Sesuai penelitian pada 11 Januari 2022 dari total sekuens genom yang dikirimkan ke database GISAID hanya 0,013 persen yang merupakan subvarian Omicron BA.3 dan yang tertinggi adalah BA.1.
Studi lebih lanjut menemukan bahwa ada lebih sedikit mutasi pada BA.3 daripada BA.1 dan berspekulasi bahwa hilangnya mutasi mungkin menjadi alasan mengapa BA.3 memiliki jumlah infeksi yang lebih sedikit. Maria menuturkan, bahwa BA.3 telah disebut sebagai garis keturunan Omicron yang kurang lazim oleh banyak penelitian.
Sejauh ini subvarian dominan Omicron adalah BA.1 dan BA.2, di mana keduanya tidak memiliki perbedaan dalam tingkat keparahan yang ditimbulkannya. Perlu diketahui juga bahwa gejala terinfeksinya Omicron siluman tidak jauh berbeda dengan Covid-19 pada varian sebelumnya.

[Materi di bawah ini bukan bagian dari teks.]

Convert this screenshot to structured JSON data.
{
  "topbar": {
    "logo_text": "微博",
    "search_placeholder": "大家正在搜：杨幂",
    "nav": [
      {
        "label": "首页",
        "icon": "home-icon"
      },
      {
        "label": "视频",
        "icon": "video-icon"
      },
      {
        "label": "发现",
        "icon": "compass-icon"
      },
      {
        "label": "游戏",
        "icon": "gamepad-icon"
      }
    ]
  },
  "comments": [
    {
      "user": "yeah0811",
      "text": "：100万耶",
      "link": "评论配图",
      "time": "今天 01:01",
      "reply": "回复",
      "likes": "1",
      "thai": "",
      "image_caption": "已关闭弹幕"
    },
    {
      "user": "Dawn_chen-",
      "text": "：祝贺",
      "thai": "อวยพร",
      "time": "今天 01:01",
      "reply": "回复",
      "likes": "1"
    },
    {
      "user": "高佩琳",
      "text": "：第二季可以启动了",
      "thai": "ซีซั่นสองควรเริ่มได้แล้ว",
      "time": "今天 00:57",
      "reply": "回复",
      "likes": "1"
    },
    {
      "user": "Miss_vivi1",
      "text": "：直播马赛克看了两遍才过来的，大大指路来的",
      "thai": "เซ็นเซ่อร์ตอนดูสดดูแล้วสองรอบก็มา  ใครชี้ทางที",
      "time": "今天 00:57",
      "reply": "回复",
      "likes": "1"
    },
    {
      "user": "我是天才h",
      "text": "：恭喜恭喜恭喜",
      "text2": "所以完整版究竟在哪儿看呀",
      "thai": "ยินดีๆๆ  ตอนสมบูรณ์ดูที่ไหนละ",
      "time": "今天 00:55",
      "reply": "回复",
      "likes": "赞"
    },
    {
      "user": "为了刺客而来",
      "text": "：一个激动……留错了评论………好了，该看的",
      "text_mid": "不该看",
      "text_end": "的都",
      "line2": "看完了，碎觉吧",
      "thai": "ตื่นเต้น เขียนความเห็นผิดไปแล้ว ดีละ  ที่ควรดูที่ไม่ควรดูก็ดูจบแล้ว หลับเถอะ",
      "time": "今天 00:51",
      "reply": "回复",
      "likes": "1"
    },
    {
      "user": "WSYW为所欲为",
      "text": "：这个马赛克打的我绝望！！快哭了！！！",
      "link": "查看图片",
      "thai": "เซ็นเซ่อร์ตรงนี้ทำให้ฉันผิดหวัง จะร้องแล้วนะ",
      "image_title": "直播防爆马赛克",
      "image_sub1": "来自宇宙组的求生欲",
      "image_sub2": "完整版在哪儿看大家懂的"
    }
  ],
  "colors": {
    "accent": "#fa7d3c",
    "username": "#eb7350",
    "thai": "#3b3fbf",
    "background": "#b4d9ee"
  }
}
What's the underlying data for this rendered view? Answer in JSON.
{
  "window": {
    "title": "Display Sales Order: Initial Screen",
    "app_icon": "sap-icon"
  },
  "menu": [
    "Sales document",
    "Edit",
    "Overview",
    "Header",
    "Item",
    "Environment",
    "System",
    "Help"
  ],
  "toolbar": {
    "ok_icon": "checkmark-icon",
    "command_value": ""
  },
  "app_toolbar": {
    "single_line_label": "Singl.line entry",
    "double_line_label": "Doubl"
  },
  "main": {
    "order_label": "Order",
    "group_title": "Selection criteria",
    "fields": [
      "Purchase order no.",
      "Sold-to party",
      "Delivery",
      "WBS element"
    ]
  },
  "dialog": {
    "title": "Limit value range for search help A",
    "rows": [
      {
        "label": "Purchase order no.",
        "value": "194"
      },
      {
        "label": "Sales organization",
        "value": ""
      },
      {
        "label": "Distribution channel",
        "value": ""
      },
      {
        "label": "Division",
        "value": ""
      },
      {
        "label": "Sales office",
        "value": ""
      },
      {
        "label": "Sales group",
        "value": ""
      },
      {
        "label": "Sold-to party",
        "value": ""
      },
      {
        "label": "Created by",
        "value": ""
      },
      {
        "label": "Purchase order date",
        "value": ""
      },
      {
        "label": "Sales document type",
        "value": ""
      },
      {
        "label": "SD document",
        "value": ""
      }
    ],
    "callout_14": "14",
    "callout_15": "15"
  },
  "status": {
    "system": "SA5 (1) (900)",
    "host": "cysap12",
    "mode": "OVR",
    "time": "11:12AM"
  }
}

Sementara itu gejala seperti kehilangan indera penciuman dan perasa tidak terdeteksi pada Covid-19 Omicron siluman ini.
Penularan Covid-19 varian Omicron siluman ini dapat terjadi melalui beberapa cara seperti antar manusia secara langsung atau tidak langsung pada meja, gagang pintu, pegangan dan lainnya, menyentuh mata, hidung atau mulut setelah memegang sesuatu yang terkontaminasi dengan virus Corona.
Selain itu, infeksi juga terjadi melalui sekresi yang dikeluarkan dari mulut atau hidung pasien Covid-19 seperti air liur, droplet, batuk, bersin dan lain sebagainya. Dikhawatirkan subvarian Omicron ini dapat memicu gejala berat dari varian aslinya. Namun sejauh ini pemerintah masih belum menunjukkan adanya perbedaan antara varian Omicron dan Omicron siluman ini.
Kriteria varian Omicron adalah kehilangan tiga gen yang dapat ditemukan dari tes PCR. Namun, untuk subvarian Omicron siluman ini tidak memiliki gen yang hilang seperti varian sebelumnya.
Pada kesempatan berbeda, Juru Bicara Vaksinasi Covid-19 Kemenkes, Siti Nadia Tarmizi menuturkan, subvarian Omicron BA.2 atau Omicron Siluman memiliki kemampuan menular lebih cepat daripada varian Omicron yang sekarang. Oleh sebab itu, deteksi dini apabila muncul gejala covid-19 dengan test PCR maupun rapid test antigen dinilai efektif untuk mencegah terjadinya cluster penularan yang lebih luas.
Dokter Nadia sempat mengatakan bahwa subvarian BA.2, dapat mengakibatkan orang yang terpapar mengalami sakit yang berkepanjangan. Dirinya juga menuturkan, subvarian Omicron BA.2 atu Omicron siluman memiliki kemampuan menular lebih cepat daripada Omicron yang saat ini. Oleh sebab itu, tes PCR maupun Rapid test antigen dinilai efektif dalam mencegah penularan yang lebih luas.
Keberadaan covid-19 dalam berbagai varian tentu saja patut kita waspadai, menaati Prokes hingga patuh vaksinasi sehingga tubuh dapat memberikan proteksi ketika tertular virus Corona.